The value on a given date of a future payment or of a series of future payments, discounted to reflect the time value of money based on various factors such as investment risk and inflation.


Probate

The review or testing of a will before a court to ensure that the will is authentic and the estate is distributed properly. A good estate plan minimizes the cost and time needed for probate.


Remainder Interest

In a trust, the portion of the principal left after the income interest has been paid to the beneficiary(ies). A charitable remainder trust pays income to the benefactor or other individuals and then passes its remainder to charity.


Remainderman

A legal term for the individual or organization who receives the trust principal after the income interest has been satisfied.


Real Estate

A donor can gift real estate to a nonprofit, removing a large taxable asset from their estate and benefiting by receiving an income tax deduction equal to the appraised fair market value of the property, with no capital gains tax due on the transfer. The nonprofit can then sell the real estate or keep it for its own use.

Retained Life Estate

A donor transfers a property deed — residence, vacation home, farm, etc. — to charity, but retains the right to use (including rent out) or live in the property for life or a term of years. In exchange, the donor receives an immediate income tax deduction based on the fair market value of the property minus the present value of the retained life estate.
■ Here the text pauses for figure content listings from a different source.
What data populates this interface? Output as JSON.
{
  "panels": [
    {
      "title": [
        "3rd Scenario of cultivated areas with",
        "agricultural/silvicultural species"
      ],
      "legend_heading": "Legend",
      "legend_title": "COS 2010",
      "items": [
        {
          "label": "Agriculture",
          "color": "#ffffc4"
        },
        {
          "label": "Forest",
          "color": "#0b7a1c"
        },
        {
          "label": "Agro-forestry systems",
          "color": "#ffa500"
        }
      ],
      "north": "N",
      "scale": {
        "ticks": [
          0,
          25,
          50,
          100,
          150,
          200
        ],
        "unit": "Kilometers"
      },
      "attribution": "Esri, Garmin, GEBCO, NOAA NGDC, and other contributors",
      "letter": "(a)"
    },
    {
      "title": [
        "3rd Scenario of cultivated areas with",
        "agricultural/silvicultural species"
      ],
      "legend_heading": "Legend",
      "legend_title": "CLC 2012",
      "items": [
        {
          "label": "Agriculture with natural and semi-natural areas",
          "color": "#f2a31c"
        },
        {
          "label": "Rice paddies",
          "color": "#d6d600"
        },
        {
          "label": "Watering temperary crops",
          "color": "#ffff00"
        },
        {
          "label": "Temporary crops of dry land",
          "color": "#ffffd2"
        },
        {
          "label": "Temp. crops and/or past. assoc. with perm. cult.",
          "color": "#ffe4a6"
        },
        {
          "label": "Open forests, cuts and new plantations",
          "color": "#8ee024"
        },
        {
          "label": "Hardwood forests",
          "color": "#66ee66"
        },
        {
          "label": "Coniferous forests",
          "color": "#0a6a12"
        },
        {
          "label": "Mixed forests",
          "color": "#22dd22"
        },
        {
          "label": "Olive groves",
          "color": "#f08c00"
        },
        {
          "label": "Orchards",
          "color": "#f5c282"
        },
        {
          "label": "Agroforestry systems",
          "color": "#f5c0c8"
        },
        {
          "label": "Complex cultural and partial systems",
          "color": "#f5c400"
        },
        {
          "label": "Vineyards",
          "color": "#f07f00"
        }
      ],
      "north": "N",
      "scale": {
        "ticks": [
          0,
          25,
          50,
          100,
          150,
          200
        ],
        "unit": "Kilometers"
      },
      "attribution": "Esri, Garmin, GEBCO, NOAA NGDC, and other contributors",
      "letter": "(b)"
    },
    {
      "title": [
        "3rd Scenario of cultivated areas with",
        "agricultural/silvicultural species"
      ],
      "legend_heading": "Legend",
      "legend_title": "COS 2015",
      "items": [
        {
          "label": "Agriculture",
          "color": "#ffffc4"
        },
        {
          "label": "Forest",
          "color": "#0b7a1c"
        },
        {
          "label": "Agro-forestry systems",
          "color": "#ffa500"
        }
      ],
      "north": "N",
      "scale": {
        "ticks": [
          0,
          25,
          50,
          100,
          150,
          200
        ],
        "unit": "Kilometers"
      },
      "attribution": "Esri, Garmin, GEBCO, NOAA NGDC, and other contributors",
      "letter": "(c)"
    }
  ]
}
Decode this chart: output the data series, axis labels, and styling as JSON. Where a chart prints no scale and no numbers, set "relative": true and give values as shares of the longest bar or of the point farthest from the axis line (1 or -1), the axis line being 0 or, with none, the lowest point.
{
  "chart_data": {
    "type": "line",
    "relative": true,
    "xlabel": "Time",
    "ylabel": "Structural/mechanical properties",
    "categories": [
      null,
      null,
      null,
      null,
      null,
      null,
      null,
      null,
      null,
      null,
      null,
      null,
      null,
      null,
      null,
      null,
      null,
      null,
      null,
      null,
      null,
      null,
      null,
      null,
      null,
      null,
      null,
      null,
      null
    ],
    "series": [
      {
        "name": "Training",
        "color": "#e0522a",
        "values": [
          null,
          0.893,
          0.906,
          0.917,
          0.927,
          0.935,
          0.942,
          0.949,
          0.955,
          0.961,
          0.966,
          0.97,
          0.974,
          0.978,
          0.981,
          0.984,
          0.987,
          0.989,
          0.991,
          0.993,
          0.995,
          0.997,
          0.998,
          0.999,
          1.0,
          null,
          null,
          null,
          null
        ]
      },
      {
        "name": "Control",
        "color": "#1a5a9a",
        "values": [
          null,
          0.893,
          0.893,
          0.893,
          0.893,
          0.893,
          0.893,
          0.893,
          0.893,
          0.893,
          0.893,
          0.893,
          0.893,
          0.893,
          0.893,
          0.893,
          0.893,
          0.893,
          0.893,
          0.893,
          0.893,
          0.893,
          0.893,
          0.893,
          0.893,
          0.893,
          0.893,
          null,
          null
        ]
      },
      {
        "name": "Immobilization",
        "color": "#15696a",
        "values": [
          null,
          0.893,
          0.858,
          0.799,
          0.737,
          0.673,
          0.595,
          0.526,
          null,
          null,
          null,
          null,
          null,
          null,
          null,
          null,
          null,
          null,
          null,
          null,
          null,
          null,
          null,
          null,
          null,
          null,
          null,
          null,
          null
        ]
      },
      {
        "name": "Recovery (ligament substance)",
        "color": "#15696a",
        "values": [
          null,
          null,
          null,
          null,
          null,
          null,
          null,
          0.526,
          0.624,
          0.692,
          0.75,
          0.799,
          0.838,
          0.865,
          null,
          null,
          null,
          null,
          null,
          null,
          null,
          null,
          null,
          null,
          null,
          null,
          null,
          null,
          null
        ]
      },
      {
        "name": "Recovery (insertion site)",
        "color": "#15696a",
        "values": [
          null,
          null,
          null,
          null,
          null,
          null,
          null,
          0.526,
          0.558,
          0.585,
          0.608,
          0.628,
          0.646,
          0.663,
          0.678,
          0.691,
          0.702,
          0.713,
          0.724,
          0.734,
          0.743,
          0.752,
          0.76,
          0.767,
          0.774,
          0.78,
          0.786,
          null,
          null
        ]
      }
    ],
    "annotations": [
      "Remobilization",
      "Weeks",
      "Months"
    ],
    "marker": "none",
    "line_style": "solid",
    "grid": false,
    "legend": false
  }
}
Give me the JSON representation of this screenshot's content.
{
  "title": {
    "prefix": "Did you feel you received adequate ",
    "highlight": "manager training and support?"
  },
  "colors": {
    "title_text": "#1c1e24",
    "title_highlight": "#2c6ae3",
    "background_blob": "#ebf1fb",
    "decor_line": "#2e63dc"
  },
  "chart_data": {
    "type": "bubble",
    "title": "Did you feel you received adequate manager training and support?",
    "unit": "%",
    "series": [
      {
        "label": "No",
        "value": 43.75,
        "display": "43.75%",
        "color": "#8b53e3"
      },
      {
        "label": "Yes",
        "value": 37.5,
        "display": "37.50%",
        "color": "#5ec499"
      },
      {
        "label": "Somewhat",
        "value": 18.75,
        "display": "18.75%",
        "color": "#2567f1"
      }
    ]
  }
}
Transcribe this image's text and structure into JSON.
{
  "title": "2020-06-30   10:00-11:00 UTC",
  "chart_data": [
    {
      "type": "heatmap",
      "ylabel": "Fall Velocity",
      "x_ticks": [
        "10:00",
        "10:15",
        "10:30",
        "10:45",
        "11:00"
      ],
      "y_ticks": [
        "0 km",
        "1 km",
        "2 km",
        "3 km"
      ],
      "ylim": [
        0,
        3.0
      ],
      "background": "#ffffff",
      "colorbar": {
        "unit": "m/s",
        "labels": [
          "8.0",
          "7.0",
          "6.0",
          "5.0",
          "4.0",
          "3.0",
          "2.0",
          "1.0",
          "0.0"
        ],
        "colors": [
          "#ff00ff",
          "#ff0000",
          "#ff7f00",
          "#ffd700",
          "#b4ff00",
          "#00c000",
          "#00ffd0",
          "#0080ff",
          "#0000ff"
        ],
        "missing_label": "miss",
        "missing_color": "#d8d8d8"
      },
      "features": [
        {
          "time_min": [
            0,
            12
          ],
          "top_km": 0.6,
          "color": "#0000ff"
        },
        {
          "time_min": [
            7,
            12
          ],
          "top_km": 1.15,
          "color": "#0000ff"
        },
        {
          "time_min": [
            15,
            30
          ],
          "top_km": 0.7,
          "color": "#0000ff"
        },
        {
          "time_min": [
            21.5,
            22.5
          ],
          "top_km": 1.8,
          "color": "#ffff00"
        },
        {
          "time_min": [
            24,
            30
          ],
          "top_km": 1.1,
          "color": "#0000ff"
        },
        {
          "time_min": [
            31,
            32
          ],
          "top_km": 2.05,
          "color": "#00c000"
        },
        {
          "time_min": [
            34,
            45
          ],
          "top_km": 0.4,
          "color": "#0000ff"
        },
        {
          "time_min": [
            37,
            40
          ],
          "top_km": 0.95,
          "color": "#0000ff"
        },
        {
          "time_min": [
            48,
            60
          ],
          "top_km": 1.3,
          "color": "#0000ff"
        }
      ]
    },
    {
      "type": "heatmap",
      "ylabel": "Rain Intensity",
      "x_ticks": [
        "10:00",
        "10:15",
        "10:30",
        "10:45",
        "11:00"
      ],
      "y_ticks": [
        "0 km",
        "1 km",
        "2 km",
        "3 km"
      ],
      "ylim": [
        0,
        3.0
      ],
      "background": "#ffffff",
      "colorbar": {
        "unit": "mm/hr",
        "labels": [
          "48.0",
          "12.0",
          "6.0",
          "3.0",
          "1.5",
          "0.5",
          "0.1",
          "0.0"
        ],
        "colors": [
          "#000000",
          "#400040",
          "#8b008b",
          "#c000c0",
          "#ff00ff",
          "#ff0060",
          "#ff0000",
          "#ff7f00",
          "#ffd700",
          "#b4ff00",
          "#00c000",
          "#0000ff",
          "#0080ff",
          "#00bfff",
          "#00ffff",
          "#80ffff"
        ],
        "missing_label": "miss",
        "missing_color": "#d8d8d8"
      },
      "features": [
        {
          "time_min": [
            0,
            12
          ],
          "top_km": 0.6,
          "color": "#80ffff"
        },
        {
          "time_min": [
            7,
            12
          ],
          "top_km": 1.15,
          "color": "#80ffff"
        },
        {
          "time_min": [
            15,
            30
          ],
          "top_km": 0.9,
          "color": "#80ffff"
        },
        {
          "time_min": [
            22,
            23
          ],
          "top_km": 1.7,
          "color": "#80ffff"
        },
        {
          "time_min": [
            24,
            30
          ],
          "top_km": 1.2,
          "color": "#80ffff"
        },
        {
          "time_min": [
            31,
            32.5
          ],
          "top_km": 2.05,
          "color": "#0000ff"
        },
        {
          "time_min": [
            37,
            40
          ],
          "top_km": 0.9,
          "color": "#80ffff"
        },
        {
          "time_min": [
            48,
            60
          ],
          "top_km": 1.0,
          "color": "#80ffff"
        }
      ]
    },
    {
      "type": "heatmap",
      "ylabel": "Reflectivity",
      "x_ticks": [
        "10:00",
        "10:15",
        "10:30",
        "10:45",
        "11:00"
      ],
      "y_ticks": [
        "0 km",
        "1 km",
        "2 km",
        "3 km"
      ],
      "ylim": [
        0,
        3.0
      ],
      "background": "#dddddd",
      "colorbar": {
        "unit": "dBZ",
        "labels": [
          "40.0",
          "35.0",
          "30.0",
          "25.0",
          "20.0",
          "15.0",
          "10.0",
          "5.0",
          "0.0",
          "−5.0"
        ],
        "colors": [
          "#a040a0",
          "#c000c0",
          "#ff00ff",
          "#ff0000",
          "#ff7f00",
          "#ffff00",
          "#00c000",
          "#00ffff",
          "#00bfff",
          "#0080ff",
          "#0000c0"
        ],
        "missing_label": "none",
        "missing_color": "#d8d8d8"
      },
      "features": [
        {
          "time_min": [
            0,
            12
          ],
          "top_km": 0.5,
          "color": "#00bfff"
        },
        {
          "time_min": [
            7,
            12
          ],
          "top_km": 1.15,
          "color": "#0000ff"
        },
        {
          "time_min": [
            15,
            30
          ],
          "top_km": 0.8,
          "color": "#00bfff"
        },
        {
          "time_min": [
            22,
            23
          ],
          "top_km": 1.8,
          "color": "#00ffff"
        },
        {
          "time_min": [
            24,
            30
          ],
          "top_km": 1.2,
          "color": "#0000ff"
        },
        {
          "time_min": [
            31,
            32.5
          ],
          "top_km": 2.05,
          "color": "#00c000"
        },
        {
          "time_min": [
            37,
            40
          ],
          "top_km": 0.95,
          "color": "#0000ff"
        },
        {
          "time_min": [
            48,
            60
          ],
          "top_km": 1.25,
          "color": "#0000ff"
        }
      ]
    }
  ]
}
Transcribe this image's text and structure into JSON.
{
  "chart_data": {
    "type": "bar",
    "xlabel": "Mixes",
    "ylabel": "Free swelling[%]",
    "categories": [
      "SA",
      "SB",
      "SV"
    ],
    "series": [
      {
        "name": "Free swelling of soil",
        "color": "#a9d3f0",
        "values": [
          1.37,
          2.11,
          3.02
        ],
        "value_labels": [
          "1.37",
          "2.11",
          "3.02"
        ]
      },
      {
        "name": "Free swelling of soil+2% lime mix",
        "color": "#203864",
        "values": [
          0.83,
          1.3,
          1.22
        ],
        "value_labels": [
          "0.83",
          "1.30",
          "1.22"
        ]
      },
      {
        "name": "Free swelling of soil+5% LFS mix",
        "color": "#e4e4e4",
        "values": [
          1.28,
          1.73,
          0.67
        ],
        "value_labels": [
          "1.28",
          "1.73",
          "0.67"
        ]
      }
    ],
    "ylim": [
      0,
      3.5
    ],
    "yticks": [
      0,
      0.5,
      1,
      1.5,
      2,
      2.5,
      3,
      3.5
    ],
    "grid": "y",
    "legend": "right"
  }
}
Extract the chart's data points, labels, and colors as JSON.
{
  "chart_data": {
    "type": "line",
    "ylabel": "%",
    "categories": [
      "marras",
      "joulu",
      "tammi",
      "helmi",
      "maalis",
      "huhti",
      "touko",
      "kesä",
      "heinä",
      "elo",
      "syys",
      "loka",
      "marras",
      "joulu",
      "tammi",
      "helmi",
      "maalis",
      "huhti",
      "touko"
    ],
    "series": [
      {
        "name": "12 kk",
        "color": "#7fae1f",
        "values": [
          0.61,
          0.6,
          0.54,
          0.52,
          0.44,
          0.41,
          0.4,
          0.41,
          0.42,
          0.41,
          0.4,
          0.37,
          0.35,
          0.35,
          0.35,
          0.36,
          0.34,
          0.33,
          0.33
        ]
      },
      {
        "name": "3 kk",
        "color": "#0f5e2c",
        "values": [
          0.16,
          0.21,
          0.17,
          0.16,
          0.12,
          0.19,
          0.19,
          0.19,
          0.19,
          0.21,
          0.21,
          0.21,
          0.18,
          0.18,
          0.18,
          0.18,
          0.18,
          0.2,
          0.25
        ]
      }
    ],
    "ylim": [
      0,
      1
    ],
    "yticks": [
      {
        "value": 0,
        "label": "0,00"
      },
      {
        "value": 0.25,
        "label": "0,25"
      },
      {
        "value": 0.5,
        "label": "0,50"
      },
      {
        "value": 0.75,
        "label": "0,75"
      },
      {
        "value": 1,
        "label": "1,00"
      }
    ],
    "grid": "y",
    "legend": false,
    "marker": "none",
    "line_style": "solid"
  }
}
The donor must cover any expenses and maintenance costs associated with the property during their lifetime.


Retirement plans

A donor can name a nonprofit as the beneficiary of a portion or all of his/her IRA, 401(k), or other Retirement Plans. When the donor’s estate is settled, the amount designated passes to the nonprofit and the donor’s heirs avoid income and estate tax.


Revocable Living Trust

A trust you create during your life, titling all or selected assets to the trust, which will be managed by a trustee. It is called “revocable” because you can terminate the trust at any time during your life. You can serve as the trustee during your life if you wish. When you pass away, the trust will distribute or continue to manage the assets in accordance with your wishes.

Testamentary Trust

Refers to a trust that is created in a will after someone’s passing as opposed to a living or inter vivos trust, which is created by a living grantor.


Trust

A legal entity created by a written agreement by a grantor to hold and invest property for the benefit of the grantor and/or other beneficiaries.


Trustee

An individual or organization carrying out the wishes of the person who established the trust (the grantor), paying income to the beneficiaries, and preserving the principal for ultimate distribution.